Senator Mark Kelly wasted no time blasting Hegseth as “not a serious person,” saying the meme was one more reason the defense secretary should be removed from office and deriding his behavior as embarrassing for someone in the national command authority. Kelly’s grandstanding is predictable from a Democratic senator who wants all the headlines and none of the hard choices that come with defending the Republic.
The Canadian publisher that owns Franklin, Kids Can Press, understandably objected to the violent, unauthorized use of a children’s icon and issued a sharp rebuke calling the image inconsistent with the character’s values of kindness and empathy. Publishers can protect their intellectual property and moral brand while the rest of us recognize that political theater on social media does not cancel the very real threats we face on the high seas.
This controversy isn’t taking place in a vacuum — it follows reporting on U.S. strikes against suspected drug-smuggling vessels that have produced serious questions about the conduct and consequences of those operations, including allegations that follow-up strikes killed survivors. Those grave reports deserve investigation, but the weaponization of outrage by partisans should not be mistaken for patriotism.

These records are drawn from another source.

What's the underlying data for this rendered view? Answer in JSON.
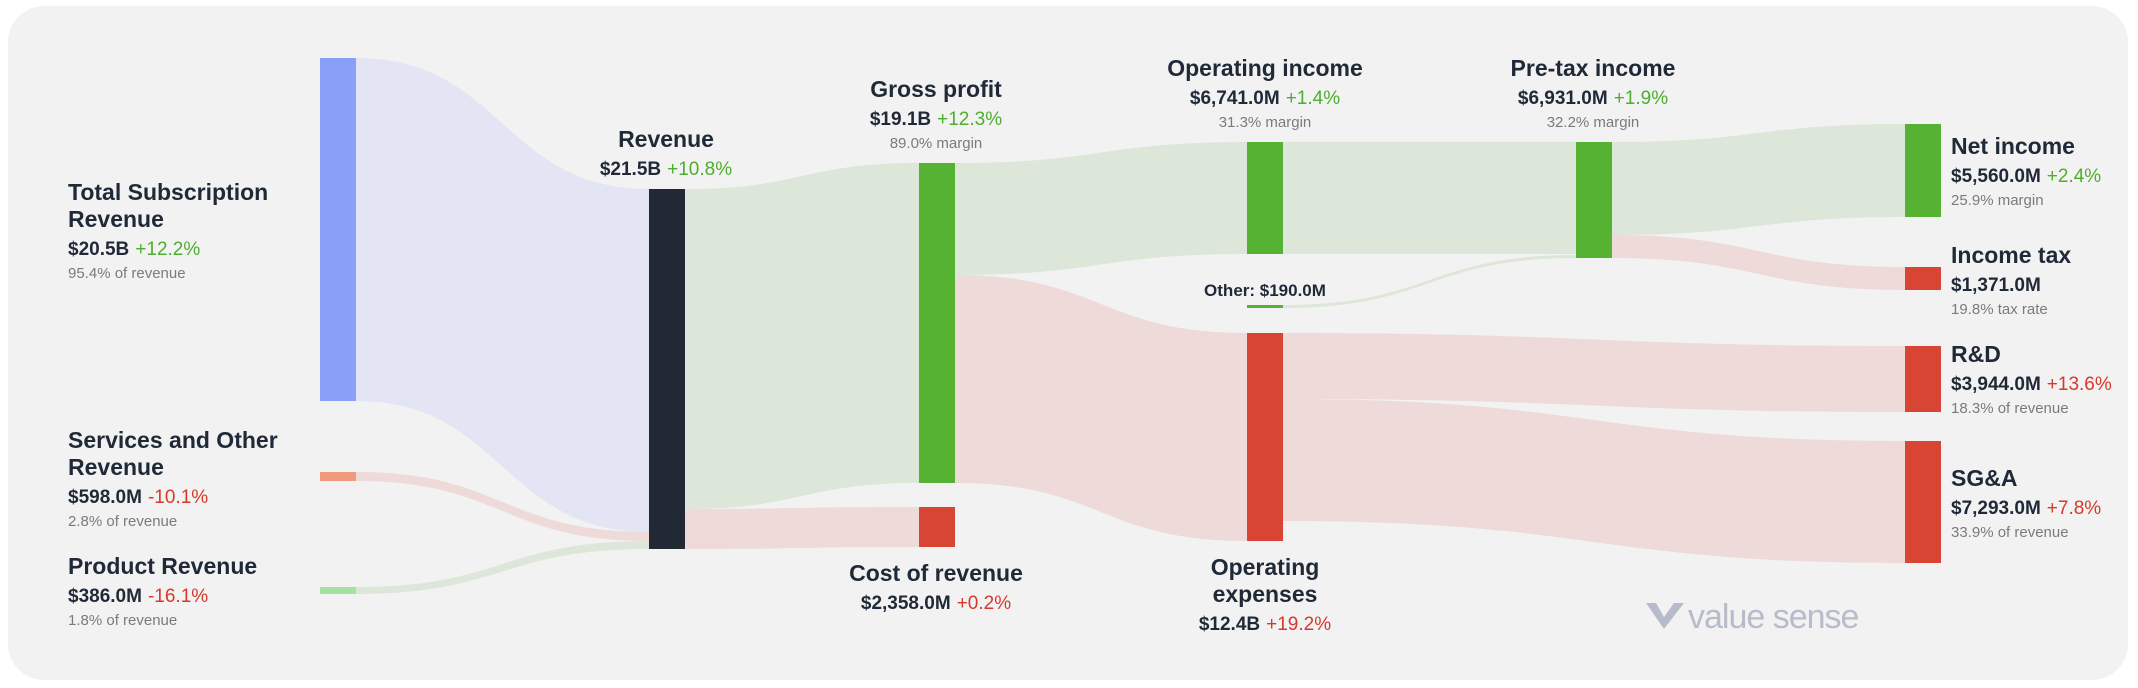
{
  "chart_data": {
    "type": "sankey",
    "currency": "USD",
    "colors": {
      "subscription": "#8aa0f8",
      "services": "#ef9a7c",
      "product": "#a3e2a1",
      "revenue": "#222834",
      "profit": "#55b232",
      "cost": "#d94535",
      "flow_revenue": "#e1e4f3",
      "flow_profit": "#dbe6d7",
      "flow_cost": "#edd8d6",
      "text": "#1f2937",
      "muted": "#7b7b7b",
      "positive": "#4fad2f",
      "negative": "#d43a2c"
    },
    "nodes": [
      {
        "id": "subscription",
        "name_lines": [
          "Total Subscription",
          "Revenue"
        ],
        "value_label": "$20.5B",
        "change": "+12.2%",
        "trend": "pos",
        "sub": "95.4% of revenue"
      },
      {
        "id": "services",
        "name_lines": [
          "Services and Other",
          "Revenue"
        ],
        "value_label": "$598.0M",
        "change": "-10.1%",
        "trend": "neg",
        "sub": "2.8% of revenue"
      },
      {
        "id": "product",
        "name_lines": [
          "Product Revenue"
        ],
        "value_label": "$386.0M",
        "change": "-16.1%",
        "trend": "neg",
        "sub": "1.8% of revenue"
      },
      {
        "id": "revenue",
        "name_lines": [
          "Revenue"
        ],
        "value_label": "$21.5B",
        "change": "+10.8%",
        "trend": "pos",
        "sub": ""
      },
      {
        "id": "gross_profit",
        "name_lines": [
          "Gross profit"
        ],
        "value_label": "$19.1B",
        "change": "+12.3%",
        "trend": "pos",
        "sub": "89.0% margin"
      },
      {
        "id": "cost_of_revenue",
        "name_lines": [
          "Cost of revenue"
        ],
        "value_label": "$2,358.0M",
        "change": "+0.2%",
        "trend": "neg",
        "sub": ""
      },
      {
        "id": "operating_income",
        "name_lines": [
          "Operating income"
        ],
        "value_label": "$6,741.0M",
        "change": "+1.4%",
        "trend": "pos",
        "sub": "31.3% margin"
      },
      {
        "id": "operating_expenses",
        "name_lines": [
          "Operating",
          "expenses"
        ],
        "value_label": "$12.4B",
        "change": "+19.2%",
        "trend": "neg",
        "sub": ""
      },
      {
        "id": "other",
        "name_lines": [
          "Other: $190.0M"
        ],
        "value_label": "",
        "change": "",
        "trend": "",
        "sub": ""
      },
      {
        "id": "pretax_income",
        "name_lines": [
          "Pre-tax income"
        ],
        "value_label": "$6,931.0M",
        "change": "+1.9%",
        "trend": "pos",
        "sub": "32.2% margin"
      },
      {
        "id": "net_income",
        "name_lines": [
          "Net income"
        ],
        "value_label": "$5,560.0M",
        "change": "+2.4%",
        "trend": "pos",
        "sub": "25.9% margin"
      },
      {
        "id": "income_tax",
        "name_lines": [
          "Income tax"
        ],
        "value_label": "$1,371.0M",
        "change": "",
        "trend": "",
        "sub": "19.8% tax rate"
      },
      {
        "id": "rnd",
        "name_lines": [
          "R&D"
        ],
        "value_label": "$3,944.0M",
        "change": "+13.6%",
        "trend": "neg",
        "sub": "18.3% of revenue"
      },
      {
        "id": "sga",
        "name_lines": [
          "SG&A"
        ],
        "value_label": "$7,293.0M",
        "change": "+7.8%",
        "trend": "neg",
        "sub": "33.9% of revenue"
      }
    ],
    "links": [
      {
        "source": "subscription",
        "target": "revenue",
        "value": 20.5
      },
      {
        "source": "services",
        "target": "revenue",
        "value": 0.598
      },
      {
        "source": "product",
        "target": "revenue",
        "value": 0.386
      },
      {
        "source": "revenue",
        "target": "gross_profit",
        "value": 19.1
      },
      {
        "source": "revenue",
        "target": "cost_of_revenue",
        "value": 2.358
      },
      {
        "source": "gross_profit",
        "target": "operating_income",
        "value": 6.741
      },
      {
        "source": "gross_profit",
        "target": "operating_expenses",
        "value": 12.4
      },
      {
        "source": "operating_income",
        "target": "pretax_income",
        "value": 6.741
      },
      {
        "source": "other",
        "target": "pretax_income",
        "value": 0.19
      },
      {
        "source": "pretax_income",
        "target": "net_income",
        "value": 5.56
      },
      {
        "source": "pretax_income",
        "target": "income_tax",
        "value": 1.371
      },
      {
        "source": "operating_expenses",
        "target": "rnd",
        "value": 3.944
      },
      {
        "source": "operating_expenses",
        "target": "sga",
        "value": 7.293
      }
    ]
  },
  "watermark": {
    "text": "value sense"
  }
}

What most Americans care about is whether our leaders will stop the drugs, the cartels, and the violence pouring into our neighborhoods. The administration, and Secretary Hegseth in particular, have publicly said they back commanders taking action against narcotics networks that threaten our security — a tough stance that some pundits refuse to call anything but necessary.

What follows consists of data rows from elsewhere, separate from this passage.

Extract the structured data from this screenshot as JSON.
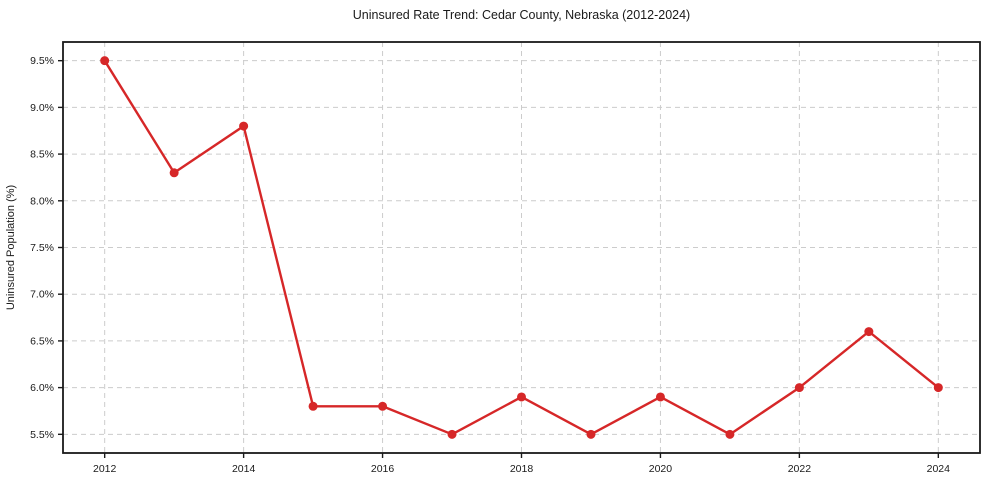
{
  "chart_data": {
    "type": "line",
    "title": "Uninsured Rate Trend: Cedar County, Nebraska (2012-2024)",
    "xlabel": "",
    "ylabel": "Uninsured Population (%)",
    "x": [
      2012,
      2013,
      2014,
      2015,
      2016,
      2017,
      2018,
      2019,
      2020,
      2021,
      2022,
      2023,
      2024
    ],
    "values": [
      9.5,
      8.3,
      8.8,
      5.8,
      5.8,
      5.5,
      5.9,
      5.5,
      5.9,
      5.5,
      6.0,
      6.6,
      6.0
    ],
    "xlim": [
      2011.4,
      2024.6
    ],
    "ylim": [
      5.3,
      9.7
    ],
    "xticks": [
      2012,
      2014,
      2016,
      2018,
      2020,
      2022,
      2024
    ],
    "xtick_labels": [
      "2012",
      "2014",
      "2016",
      "2018",
      "2020",
      "2022",
      "2024"
    ],
    "yticks": [
      5.5,
      6.0,
      6.5,
      7.0,
      7.5,
      8.0,
      8.5,
      9.0,
      9.5
    ],
    "ytick_labels": [
      "5.5%",
      "6.0%",
      "6.5%",
      "7.0%",
      "7.5%",
      "8.0%",
      "8.5%",
      "9.0%",
      "9.5%"
    ],
    "grid": "both-dashed",
    "legend": "none",
    "colors": {
      "line": "#d62728",
      "marker": "#d62728",
      "grid": "#cccccc",
      "spine": "#1a1a1a",
      "background": "#ffffff"
    }
  }
}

So where is the consistency from Senator Kelly and his allies? Kelly himself has been loudly sparring with the Pentagon and demanding accountability while simultaneously mobilizing performative outrage for cameras — a posture that looks more like partisan scoring than sober statesmanship. If critics want to build credibility, they should do the hard work of litigating facts and following formal inquiries instead of picking fights over memes.
Hardworking Americans know the difference between a crude joke and a dereliction of duty. We can condemn sloppy taste without surrendering to the lawlessness that narco-terrorists and open-border ideologues cheer for. If defending the country means making enemies of smugglers and those who enable them, then give us leaders who are willing to act, not senators who prefer virtue-signaling headlines.